Лебедкин как нельзя более почувствовал жало... Весь бледный и с хрипотой в голосе, он уже было начал: "Конечно, я не имею чести принадлежать к приличным людям"... И творец знает, чем бы все это кончилось, как вдруг, к общему удивлению, пылко и горячо заступилась за него Люба.

-- Ах, maman, не говори о Карамышеве! -- начала она, нервно хмуря свои тонкие брови и выпрямляясь в своем кресле. -- Он очень образованный, очень богатый и даже, может быть, очень хороший человек, но уж совсем, совсем не общественный человек!.. Милая мама, -- он ведь страшный эгоист... Разве он что-нибудь ставит выше своего-то спокойствия? Ах, не умею я тебе это объяснить, но он большой, о, большой эгоист!.. И все они такие... И ты не сердись, мама... Федя действительно очень кричит, но ты прости ему -- он прав... Он ужасно, ужасно прав, мама... И знаешь, я сама всегда так думала... Ты сердишься?... Милая, милая мама, как мне жаль тебя!.. Но он прав, он прав....

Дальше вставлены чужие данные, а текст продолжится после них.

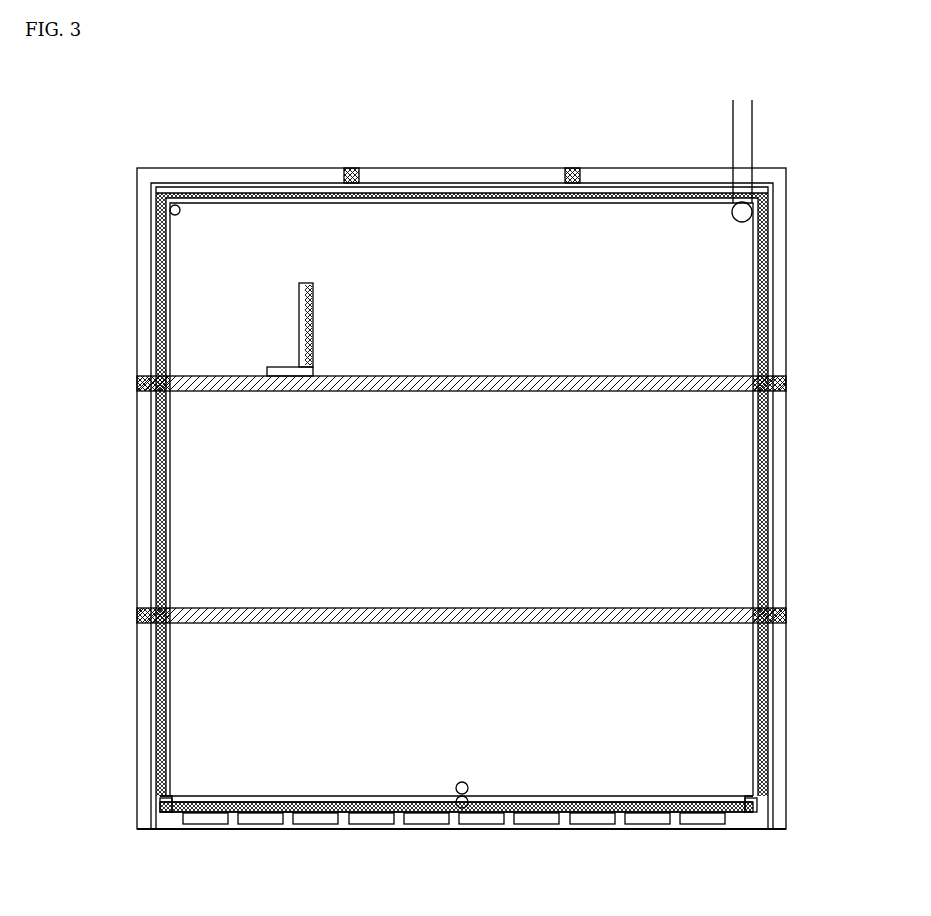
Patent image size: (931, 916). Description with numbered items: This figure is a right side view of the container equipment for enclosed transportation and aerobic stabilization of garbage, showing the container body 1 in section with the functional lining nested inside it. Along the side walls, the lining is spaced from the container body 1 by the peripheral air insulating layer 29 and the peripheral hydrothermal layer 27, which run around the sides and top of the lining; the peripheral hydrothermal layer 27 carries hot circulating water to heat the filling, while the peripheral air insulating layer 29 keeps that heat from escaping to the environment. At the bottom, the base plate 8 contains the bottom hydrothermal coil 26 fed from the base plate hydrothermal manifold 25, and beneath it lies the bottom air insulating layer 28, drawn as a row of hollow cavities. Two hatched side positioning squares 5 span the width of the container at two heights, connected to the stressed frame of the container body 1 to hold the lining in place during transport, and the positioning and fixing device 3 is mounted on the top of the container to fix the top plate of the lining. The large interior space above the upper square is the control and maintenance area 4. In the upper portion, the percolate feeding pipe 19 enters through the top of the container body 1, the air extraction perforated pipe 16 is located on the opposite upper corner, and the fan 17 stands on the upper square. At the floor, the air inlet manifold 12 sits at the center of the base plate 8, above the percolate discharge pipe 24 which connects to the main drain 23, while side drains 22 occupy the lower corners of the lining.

The container body 1 is at (136, 250).
The positioning and fixing device 3 is at (573, 170).
The control and maintenance area 4 is at (684, 338).
The side positioning square 5 is at (137, 612).
The base plate 8 is at (170, 826).
The air inlet manifold 12 is at (468, 784).
The air extraction perforated pipe 16 is at (180, 216).
The fan 17 is at (308, 306).
The percolate feeding pipe 19 is at (746, 130).
The side drain 22 is at (180, 800).
The main drain 23 is at (250, 800).
The percolate discharge pipe 24 is at (460, 807).
The base plate hydrothermal manifold 25 is at (165, 802).
The bottom hydrothermal coil 26 is at (346, 812).
The peripheral hydrothermal layer 27 is at (405, 203).
The bottom air insulating layer 28 is at (210, 822).
The peripheral air insulating layer 29 is at (400, 196).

И она в волнении подошла к матери и крепко, так крепко, что та вскрикнула, обняла ее. А с лицом {359} Лебедкина состоялось преображение. С первых слов Любы он выразил недоумение, потом улыбнулся широкой, радостной улыбкой и затем как-то внезапно утих и просветлел. Он даже подошел к Инне Юрьевне и с каким-то искреннейшим порывом попросил простить ему, "бесшабашному студенту", его "неприличное поведение". Инна Юрьевна с некоторой сухостью, но все-таки простила.

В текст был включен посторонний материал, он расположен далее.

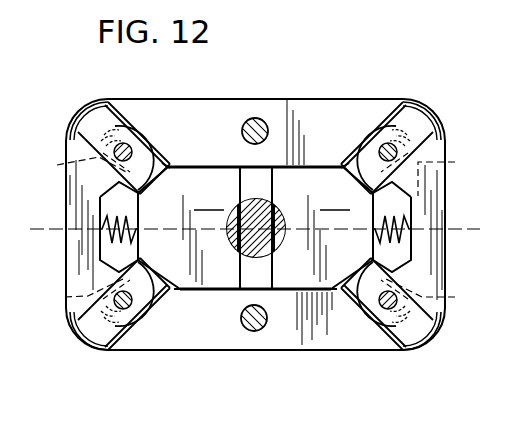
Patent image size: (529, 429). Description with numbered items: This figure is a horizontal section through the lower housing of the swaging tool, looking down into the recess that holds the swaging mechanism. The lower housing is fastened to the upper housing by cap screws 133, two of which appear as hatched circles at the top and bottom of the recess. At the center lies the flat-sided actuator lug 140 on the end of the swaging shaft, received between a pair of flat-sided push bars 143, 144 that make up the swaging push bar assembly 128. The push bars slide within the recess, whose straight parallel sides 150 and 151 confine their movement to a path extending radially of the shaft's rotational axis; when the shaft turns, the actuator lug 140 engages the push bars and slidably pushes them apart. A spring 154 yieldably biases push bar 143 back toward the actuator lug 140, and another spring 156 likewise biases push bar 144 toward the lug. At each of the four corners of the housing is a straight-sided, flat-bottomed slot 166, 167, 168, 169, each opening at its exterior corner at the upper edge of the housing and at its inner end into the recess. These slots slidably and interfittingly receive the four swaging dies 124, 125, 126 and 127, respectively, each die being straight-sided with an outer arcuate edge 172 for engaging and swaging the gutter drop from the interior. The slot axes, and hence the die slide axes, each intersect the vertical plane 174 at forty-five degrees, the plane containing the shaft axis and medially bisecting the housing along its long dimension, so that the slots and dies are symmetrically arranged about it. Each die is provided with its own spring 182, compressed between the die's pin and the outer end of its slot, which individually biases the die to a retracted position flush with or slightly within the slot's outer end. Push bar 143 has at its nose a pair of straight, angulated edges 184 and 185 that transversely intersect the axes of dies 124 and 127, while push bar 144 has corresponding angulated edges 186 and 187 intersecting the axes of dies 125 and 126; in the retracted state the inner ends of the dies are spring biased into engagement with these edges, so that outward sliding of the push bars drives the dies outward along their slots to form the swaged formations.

The swaging die 124 is at (133, 118).
The swaging die 125 is at (377, 118).
The swaging die 126 is at (380, 333).
The swaging die 127 is at (130, 333).
The swaging push bar assembly 128 is at (291, 305).
The cap screw 133 is at (258, 119).
The actuator lug 140 is at (234, 258).
The push bar 143 is at (189, 228).
The push bar 144 is at (322, 228).
The straight parallel side of recess 150 is at (204, 178).
The straight parallel side of recess 151 is at (268, 293).
The spring 154 is at (100, 254).
The spring 156 is at (408, 200).
The die-receiving slot 166 is at (88, 106).
The die-receiving slot 167 is at (400, 111).
The die-receiving slot 168 is at (410, 347).
The die-receiving slot 169 is at (98, 346).
The outer arcuate edge 172 is at (90, 112).
The vertical plane 174 is at (448, 229).
The spring 182 is at (258, 232).
The angulated edge 184 is at (167, 164).
The angulated edge 185 is at (178, 291).
The angulated edge 186 is at (340, 166).
The angulated edge 187 is at (333, 292).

Кстати подоспел и обед. Надо отдать справедливость Лебедкину, -- аппетитом он обладал хорошим. И винегрету из дичи, и супу Ю la reine, 1 и шпинату с яйцами, и цыплятам Ю la tartare 2 -- всему сделал он подобающую честь. А уписывая все это, рассказал о том, чем кормят "их братию" в греческих кухмистерских да на чухонских хлебах в Петербурге... Люба почти не ела и либо с жалостью смотрела на Лебедкина, либо пододвигала ему вино, или салат, или иную принадлежность еды... По всей вероятности, ей представлялось, что он ужасно голоден. Лебедкин чувствовал это и был признателен. Относился он теперь к Любе если не с грустью некоторой, то все-таки просто и мягко. Да и вообще отбросил всякую язвительность. Теперь в нем и узнать было нельзя того растрепанного оратора, который так еще недавно и с таким яростным пафосом громил аристократию и даже чуть было не поругался с хозяйкой дома... Лев спрятал свои когти и смиренно надел намордник.

Когда подали десерт, разговор уже принял совершенно спокойный характер и был именно таков, каким ему и следовало быть с самого приезда Лебедкина. Мы спрашивали, а Лебедкин рассказывал. Он рассказал нам про свои занятия, про своих профессоров, из которых одного молодого терапевта боготворил, припомнил два-три анекдота тоже про одного профессора, сурового анатома, посвятил нас в таинства студенческих отношений к обществу и к инспекции, затем рассказал, как в прошлом году провел он вакации в Симбирске в одном "аристократическом" семействе (упомянул это уже без всякой злобы...) и почему не мог писать оттуда (это на вопрос Любы). На вопрос же Марка Николаевича, куда думает выйти доктором -- в полк ли или в земство, -- ответил с маленьким вздохом, {360} что и сам еще не знает, да и вообще иногда думает бросить академию и перейти в университет на юридический... Там привлекает его политическая экономия, философия права и особенно изучение бытовых форм, влиявших на это право... Теперь же все это приходится хватать урывками и часто без достаточной солидности. Затем добавил, что и эти знания, разумеется, нужны ему не сами по себе, а как средство, как возможность проникнуть в суть социальных отношений и угадать, наконец, где истинный путь к спасению народа... Люба при этом долго и внимательно посмотрела на него, но сказать ничего не сказала. Марк же Николаевич глубокомысленно произнес: "А-а?.." и важно нахмурил брови.